Fruit bagging reduces the postharvest decay and alters the diversity of fruit surface fungal community in 'Yali' pear.

机构信息

Institute of Biotechnology and Food Science, Hebei Academy of Agriculture and Forestry Sciences, Shijiazhuang, 050051, China.

Plant Genetic Engineering Center of Hebei Province, Shijiazhuang, 050051, China.

出版信息

BMC Microbiol. 2022 Oct 5;22(1):239. doi: 10.1186/s12866-022-02653-4.

DOI:10.1186/s12866-022-02653-4
PMID:36199024
原文链接:https://pmc.ncbi.nlm.nih.gov/articles/PMC9533515/
Abstract

BACKGROUND

Fruit bagging is an effective technique for fruit protection in the orchard management. Bagging can create a micro-environment for fruit growth and affect fruit quality during storage, in which the diversity of microorganisms may play an important role. Therefore, various methods including biochemistry, analytical chemistry, and bioinformatics methods were used to reveal the influences of fruit bagging on postharvest fruit quality, physiological characters, decay and surface fungal community of 'Yali' pear fruit were investigated in this study.

RESULTS

Fruit bagging significantly decreased the postharvest decay after 15 days of ambient storage.
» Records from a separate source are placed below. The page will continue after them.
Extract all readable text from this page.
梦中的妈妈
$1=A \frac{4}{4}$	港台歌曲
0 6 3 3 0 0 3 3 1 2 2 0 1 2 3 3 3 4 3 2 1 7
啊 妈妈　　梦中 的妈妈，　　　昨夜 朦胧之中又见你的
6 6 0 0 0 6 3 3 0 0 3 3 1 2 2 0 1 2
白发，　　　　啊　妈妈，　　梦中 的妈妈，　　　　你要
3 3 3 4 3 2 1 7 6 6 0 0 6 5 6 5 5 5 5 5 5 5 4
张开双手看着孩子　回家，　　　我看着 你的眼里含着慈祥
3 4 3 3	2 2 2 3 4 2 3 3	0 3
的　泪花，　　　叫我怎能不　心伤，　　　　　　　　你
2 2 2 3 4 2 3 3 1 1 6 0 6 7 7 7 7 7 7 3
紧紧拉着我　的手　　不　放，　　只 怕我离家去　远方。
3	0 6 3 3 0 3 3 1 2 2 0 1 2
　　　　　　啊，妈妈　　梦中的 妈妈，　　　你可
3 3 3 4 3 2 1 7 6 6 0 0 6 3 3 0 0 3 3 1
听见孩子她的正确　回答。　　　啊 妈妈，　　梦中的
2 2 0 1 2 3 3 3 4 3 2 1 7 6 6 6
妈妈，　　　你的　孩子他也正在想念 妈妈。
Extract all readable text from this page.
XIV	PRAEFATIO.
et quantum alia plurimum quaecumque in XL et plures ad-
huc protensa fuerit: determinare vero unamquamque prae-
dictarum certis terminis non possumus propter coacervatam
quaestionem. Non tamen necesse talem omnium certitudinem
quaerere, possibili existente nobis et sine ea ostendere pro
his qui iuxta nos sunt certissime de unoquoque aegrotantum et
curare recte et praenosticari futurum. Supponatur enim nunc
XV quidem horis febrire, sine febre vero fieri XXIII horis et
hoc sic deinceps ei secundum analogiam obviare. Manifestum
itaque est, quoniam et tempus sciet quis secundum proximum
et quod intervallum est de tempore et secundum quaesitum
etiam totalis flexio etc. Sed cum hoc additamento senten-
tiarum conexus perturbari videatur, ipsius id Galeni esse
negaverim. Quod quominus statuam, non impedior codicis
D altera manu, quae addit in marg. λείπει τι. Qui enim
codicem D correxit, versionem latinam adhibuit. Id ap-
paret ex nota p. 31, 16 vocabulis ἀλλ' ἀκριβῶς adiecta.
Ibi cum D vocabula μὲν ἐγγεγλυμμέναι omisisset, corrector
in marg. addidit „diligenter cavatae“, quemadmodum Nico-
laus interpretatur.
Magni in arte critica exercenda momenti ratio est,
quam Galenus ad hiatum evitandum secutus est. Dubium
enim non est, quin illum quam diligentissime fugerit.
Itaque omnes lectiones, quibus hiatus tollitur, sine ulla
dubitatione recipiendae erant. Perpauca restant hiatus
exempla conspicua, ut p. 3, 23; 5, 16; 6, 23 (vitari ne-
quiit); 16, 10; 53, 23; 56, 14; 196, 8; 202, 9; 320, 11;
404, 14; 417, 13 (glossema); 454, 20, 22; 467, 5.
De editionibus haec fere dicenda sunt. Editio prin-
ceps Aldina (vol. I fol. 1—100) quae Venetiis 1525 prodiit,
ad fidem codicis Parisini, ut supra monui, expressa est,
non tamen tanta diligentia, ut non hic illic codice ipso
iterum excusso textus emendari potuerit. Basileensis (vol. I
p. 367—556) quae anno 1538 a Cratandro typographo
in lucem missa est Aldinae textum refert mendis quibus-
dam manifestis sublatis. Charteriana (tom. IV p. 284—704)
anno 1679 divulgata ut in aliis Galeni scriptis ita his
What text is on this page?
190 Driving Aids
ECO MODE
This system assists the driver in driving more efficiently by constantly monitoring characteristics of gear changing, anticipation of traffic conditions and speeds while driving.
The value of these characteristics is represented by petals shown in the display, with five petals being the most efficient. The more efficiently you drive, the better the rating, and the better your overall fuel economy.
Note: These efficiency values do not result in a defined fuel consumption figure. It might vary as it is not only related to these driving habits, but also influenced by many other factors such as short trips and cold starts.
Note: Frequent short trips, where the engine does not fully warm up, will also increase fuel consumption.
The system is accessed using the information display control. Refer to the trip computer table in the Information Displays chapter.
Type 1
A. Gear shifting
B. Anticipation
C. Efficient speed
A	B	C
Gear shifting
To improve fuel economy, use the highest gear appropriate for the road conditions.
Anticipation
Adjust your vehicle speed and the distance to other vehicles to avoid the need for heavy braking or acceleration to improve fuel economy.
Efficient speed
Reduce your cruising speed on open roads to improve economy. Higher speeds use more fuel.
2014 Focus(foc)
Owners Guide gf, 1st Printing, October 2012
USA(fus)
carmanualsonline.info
There were no significant differences in fruit firmness, titratable acid and ethylene production rate between the fruit-bagging and non-bagging group after 15 days of storage, while the soluble solids contents (SSC) and respiration rate in non-bagging fruit was significantly higher than that in fruit-bagging after 15 days of storage. Furthermore, the surface microbes of pear were collected and determined by the new generation sequencing technology. The alpha diversity of fungi in non-bagging fruit decreased significantly after 15 days of storage, while there were no significant changes in bagging fruit. Ascomycota and Basidiomycota were the two major phyla detected in the bagging fruit, and the dominant fungal genera were Alternaria (23.7%), Mycosphaerella (17.25%), Vishniacozyma (16.14%), and Aureobasidium (10.51%) after 15 days of storage. For the non-bagging pear, Ascomycota was the only phylum detected, and the dominant genera was Pichia (83.32%) after 15 days of storage. The abundance of Pichia may be regarded as the biomarker to indicate the degree of fruit decay.

CONCLUSIONS

This study showed that fruit bagging could significantly reduce postharvest fruit decay and respiration rate of 'Yali' pear. Significant differences were found in fungal composition between bagging and non-bagging pear after storage for 0 or 15 days. Fruit bagging maintained the diversity of fungi on the fruit surface, increased the abundance of non-pathogenic fungi, and even antagonistic fungi such as Aureobasidium, Vishniacozyma, and Mycosphaerella. A reduction in the abundance of pathogenic fungi and incidence of postharvest decay during the storage of 'Yali' pear were also recorded. In conclusion, fruit-bagging changed the fungal diversity on fruit surface of 'Yali' pear, which had significant effect on reducing postharvest fruit decay, and thus prolong the storage period of 'Yali' pears. The future thrust of this study will focus on the isolation of fungi or bacteria from pear fruit surface and identify their roles in causing fruit decay and changing fruit quality during storage.

摘要

背景

果实套袋是果园管理中保护果实的有效技术。套袋可以为果实生长创造一个微环境,并影响果实贮藏期间的品质,其中微生物的多样性可能起着重要作用。因此,本研究采用生物化学、分析化学和生物信息学等方法,研究了果实套袋对‘鸭梨’果实采后品质、生理特性、腐烂和表面真菌群落的影响。

结果

果实套袋显著降低了常温贮藏 15 天后的采后腐烂率。贮藏 15 天后,套袋与不套袋果实的果实硬度、可滴定酸和乙烯释放率无显著差异,而不套袋果实的可溶性固形物含量(SSC)和呼吸速率显著高于套袋果实。此外,采用新一代测序技术收集和测定了梨的表面微生物。贮藏 15 天后,不套袋果实的真菌α多样性显著下降,而套袋果实无显著变化。套袋果实中检测到的主要菌门为子囊菌门和担子菌门,优势真菌属为链格孢属(23.7%)、球腔菌属(17.25%)、黏帚霉属(16.14%)和金龟子属(10.51%)。贮藏 15 天后,不套袋梨只检测到子囊菌门,优势菌属为毕赤酵母属(83.32%)。毕赤酵母属的丰度可作为果实腐烂程度的生物标志物。

结论

本研究表明,果实套袋可显著降低‘鸭梨’果实采后腐烂率和呼吸速率。贮藏 0 天或 15 天后,套袋和不套袋梨的真菌组成存在显著差异。果实套袋保持了果实表面真菌的多样性,增加了非致病性真菌的丰度,甚至增加了金龟子属、黏帚霉属和球腔菌属等拮抗真菌的丰度。贮藏期间‘鸭梨’果实致病性真菌丰度降低,腐烂率降低。总之,果实套袋改变了‘鸭梨’果实表面的真菌多样性,对降低采后果实腐烂率有显著效果,从而延长了‘鸭梨’果实的贮藏期。本研究的未来重点将放在从梨果实表面分离真菌或细菌,并确定其在果实腐烂和贮藏期间改变果实品质中的作用。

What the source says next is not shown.